What is MGPP?
Multi-Generational Product Planning
And why every product manager should learn how to use MGPP to improve product line strategies and development efforts.
MGPP stands for Multi-Generational Product Plan. Some practitioners replace the word “product” with the word “project.” And some may change “plan” to “planning,” switching the acronym from a noun to a verb.
MGPP is an approach managers use to set the features to be developed in a product. It defines a development project’s scope.
The approach also requires teams to compile those features not included. The teams then judge the unused features for use in future products. The control of features helps teams to avoid project scope creep and its negative results.

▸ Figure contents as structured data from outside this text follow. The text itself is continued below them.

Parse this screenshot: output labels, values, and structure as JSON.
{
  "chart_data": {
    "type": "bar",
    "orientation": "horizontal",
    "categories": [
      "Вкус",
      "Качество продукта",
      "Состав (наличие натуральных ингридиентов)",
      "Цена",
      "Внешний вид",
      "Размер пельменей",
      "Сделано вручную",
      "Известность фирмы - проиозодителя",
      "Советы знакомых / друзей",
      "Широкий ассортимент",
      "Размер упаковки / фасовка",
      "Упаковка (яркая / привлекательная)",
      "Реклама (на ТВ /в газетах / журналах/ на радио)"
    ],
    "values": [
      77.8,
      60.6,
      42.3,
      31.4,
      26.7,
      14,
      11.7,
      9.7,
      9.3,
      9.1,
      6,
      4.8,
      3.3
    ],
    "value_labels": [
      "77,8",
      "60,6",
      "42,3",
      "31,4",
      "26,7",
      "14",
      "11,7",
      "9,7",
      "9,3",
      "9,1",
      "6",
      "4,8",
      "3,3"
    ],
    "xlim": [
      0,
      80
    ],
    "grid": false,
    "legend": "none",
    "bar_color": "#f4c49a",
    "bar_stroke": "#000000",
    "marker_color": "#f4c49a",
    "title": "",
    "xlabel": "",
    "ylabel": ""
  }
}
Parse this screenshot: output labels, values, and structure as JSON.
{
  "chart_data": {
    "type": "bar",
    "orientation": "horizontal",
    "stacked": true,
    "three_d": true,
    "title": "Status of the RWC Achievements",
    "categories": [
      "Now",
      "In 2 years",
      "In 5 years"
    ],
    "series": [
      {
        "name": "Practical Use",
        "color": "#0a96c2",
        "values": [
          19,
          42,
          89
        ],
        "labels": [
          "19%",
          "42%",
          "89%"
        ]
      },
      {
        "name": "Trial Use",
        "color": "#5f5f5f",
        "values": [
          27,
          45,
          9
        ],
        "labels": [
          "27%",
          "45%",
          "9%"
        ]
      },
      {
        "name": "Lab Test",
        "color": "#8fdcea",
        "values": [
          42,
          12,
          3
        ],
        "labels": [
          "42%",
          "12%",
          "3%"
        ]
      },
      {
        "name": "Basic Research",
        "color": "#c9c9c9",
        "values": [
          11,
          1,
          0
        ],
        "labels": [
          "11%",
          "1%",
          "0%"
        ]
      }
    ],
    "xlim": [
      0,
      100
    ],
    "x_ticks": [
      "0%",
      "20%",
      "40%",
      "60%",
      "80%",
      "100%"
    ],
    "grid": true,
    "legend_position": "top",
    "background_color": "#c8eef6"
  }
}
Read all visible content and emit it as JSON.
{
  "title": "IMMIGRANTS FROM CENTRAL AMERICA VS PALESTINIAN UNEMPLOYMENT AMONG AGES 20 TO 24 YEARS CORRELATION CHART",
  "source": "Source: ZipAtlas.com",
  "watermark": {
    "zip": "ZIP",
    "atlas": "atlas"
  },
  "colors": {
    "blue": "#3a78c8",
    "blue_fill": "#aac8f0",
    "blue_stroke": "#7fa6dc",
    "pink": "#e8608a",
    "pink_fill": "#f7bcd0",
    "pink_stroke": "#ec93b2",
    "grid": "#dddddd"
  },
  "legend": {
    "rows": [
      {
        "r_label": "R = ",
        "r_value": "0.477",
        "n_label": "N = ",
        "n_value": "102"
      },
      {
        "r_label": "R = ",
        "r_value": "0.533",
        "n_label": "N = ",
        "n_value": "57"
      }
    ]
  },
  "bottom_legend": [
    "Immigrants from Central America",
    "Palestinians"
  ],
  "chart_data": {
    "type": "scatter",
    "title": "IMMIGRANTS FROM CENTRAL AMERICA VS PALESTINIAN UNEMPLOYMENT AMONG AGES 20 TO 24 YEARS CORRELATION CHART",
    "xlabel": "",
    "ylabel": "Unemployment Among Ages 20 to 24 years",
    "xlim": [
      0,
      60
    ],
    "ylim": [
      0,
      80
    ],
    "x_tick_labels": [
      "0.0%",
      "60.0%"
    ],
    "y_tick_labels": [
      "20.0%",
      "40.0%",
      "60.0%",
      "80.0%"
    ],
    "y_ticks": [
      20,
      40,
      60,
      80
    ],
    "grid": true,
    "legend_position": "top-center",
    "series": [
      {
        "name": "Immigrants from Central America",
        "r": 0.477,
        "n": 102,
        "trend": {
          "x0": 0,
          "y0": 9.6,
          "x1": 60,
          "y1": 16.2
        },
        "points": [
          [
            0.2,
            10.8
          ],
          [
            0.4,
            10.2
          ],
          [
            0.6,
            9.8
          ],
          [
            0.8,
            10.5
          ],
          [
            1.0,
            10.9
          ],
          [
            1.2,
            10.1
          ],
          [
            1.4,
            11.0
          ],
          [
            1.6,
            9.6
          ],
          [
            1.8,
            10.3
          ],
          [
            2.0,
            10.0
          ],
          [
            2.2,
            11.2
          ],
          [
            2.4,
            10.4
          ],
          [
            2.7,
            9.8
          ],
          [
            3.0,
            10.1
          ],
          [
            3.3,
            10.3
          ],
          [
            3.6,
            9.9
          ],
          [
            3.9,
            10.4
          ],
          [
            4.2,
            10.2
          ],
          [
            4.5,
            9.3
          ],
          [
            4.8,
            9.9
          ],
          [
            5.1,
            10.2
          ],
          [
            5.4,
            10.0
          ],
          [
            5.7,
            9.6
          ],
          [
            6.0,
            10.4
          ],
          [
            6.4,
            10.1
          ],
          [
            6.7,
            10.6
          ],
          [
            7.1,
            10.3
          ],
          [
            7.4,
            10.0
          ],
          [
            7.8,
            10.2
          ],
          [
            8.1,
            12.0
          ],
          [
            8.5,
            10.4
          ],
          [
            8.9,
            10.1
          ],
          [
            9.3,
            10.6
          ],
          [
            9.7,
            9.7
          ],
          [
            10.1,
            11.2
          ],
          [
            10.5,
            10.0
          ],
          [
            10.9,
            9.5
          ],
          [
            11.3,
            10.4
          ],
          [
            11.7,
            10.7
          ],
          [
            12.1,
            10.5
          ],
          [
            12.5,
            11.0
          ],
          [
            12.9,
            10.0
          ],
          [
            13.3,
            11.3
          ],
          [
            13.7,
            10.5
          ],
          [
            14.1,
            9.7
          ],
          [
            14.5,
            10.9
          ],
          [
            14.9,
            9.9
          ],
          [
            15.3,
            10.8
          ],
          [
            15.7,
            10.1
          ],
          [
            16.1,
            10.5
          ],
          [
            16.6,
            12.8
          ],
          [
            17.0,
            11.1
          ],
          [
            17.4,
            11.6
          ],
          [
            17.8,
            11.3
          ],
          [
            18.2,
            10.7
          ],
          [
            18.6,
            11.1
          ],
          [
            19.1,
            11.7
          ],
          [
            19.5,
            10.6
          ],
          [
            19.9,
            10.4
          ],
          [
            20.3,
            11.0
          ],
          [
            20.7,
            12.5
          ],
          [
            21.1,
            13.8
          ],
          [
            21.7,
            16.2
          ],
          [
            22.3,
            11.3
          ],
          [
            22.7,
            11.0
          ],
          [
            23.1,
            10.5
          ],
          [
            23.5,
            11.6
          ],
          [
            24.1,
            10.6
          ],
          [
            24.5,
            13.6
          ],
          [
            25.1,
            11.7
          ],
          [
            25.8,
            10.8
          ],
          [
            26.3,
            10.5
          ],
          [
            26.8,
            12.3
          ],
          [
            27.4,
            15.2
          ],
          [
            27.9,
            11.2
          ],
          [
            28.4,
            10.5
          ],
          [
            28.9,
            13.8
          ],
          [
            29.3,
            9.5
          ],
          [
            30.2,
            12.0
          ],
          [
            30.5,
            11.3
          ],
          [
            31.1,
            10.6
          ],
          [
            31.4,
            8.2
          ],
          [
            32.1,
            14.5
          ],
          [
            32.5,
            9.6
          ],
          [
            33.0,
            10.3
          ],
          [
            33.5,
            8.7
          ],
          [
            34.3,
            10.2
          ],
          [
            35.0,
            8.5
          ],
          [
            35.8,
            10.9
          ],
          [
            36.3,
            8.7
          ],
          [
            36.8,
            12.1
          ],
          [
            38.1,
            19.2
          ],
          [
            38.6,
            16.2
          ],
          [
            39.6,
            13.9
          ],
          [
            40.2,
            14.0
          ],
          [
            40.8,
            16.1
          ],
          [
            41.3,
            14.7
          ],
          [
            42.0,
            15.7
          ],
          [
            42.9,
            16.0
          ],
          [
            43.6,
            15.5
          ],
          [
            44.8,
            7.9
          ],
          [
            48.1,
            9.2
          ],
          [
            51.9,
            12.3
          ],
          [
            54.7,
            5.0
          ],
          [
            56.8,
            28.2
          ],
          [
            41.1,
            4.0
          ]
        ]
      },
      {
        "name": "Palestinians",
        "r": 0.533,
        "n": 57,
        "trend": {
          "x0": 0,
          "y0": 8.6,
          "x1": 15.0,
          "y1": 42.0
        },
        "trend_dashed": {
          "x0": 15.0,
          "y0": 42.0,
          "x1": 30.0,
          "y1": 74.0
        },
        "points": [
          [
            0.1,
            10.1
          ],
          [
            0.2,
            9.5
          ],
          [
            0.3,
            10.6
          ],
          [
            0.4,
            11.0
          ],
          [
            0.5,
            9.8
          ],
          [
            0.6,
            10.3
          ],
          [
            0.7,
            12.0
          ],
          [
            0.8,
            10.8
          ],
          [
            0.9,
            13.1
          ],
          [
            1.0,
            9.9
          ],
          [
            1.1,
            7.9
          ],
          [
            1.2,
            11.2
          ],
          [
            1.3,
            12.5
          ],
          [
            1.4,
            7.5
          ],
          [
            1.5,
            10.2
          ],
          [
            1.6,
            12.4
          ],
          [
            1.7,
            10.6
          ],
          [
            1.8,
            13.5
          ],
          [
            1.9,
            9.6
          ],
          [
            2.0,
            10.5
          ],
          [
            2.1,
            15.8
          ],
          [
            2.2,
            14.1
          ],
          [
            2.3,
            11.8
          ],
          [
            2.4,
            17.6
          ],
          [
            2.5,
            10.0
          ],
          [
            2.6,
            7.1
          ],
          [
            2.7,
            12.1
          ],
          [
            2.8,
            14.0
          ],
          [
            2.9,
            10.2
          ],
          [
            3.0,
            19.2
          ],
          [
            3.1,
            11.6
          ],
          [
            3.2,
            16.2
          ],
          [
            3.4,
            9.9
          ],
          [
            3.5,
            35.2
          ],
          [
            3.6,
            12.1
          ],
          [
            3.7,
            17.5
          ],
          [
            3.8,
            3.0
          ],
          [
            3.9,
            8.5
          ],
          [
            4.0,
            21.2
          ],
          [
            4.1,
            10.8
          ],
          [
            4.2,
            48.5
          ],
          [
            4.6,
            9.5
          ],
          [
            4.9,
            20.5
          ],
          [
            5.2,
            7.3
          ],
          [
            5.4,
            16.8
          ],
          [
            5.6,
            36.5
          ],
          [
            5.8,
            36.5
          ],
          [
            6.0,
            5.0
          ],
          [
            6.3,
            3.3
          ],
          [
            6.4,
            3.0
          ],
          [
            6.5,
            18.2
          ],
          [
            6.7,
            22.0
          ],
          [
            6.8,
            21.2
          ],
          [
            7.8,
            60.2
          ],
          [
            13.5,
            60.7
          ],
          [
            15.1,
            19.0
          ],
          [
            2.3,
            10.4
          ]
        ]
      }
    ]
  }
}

Multi-generational planning enables teams to gain two significant benefits. And both gains result from avoiding scope creep. First, they can develop products faster. And second, they prevent cost overruns.
It is proper to think of a “minimum viable product” (MVP) as the first potential generation of a product. But even though it may be possible to make the MVP the first generation, it may not be wise. Often, managers find that adding select product features beyond the MVP may speed market diffusion and fend off competitors.
Product line strategies may also apply MGPP to platform-lever. It is not just for a single product. MGPP for platform-levers enables whole product lines to advance with technology and market changes. You’ll see most high-tech companies use MGPP for platform-levers to drive their product lines.
There are many definitions of the MGPP acronym (see HERE.) And some don’t relate to products or product lines. As you build MGPP practices, it’s often helpful to spell out the acronym’s meaning. Don’t assume your audience or colleagues understand it.
Adding MGPP Skills
Carrying out multi-generational planning demands more than learning a method or technique. It needs companies to build the discipline to step back from making the best possible product or platform-lever. This may be counter cultural within some companies.
Instead, managers must have the discipline to say “no” to potential features. And they must do this even when feature requests have strong political backing.
The approach is not to kill the extra features. Instead, the approach is to move the extra features to future product generations. But to do this job and make the needed decisions, managers must clearly understand MGPP and a product line’s strategy.
Companies skilled in MGPP are better able to carry out smart product line strategy moves. The goal is to deliver, over time, greater customer benefits, to drive improved free cash-flow, and to fend off competition.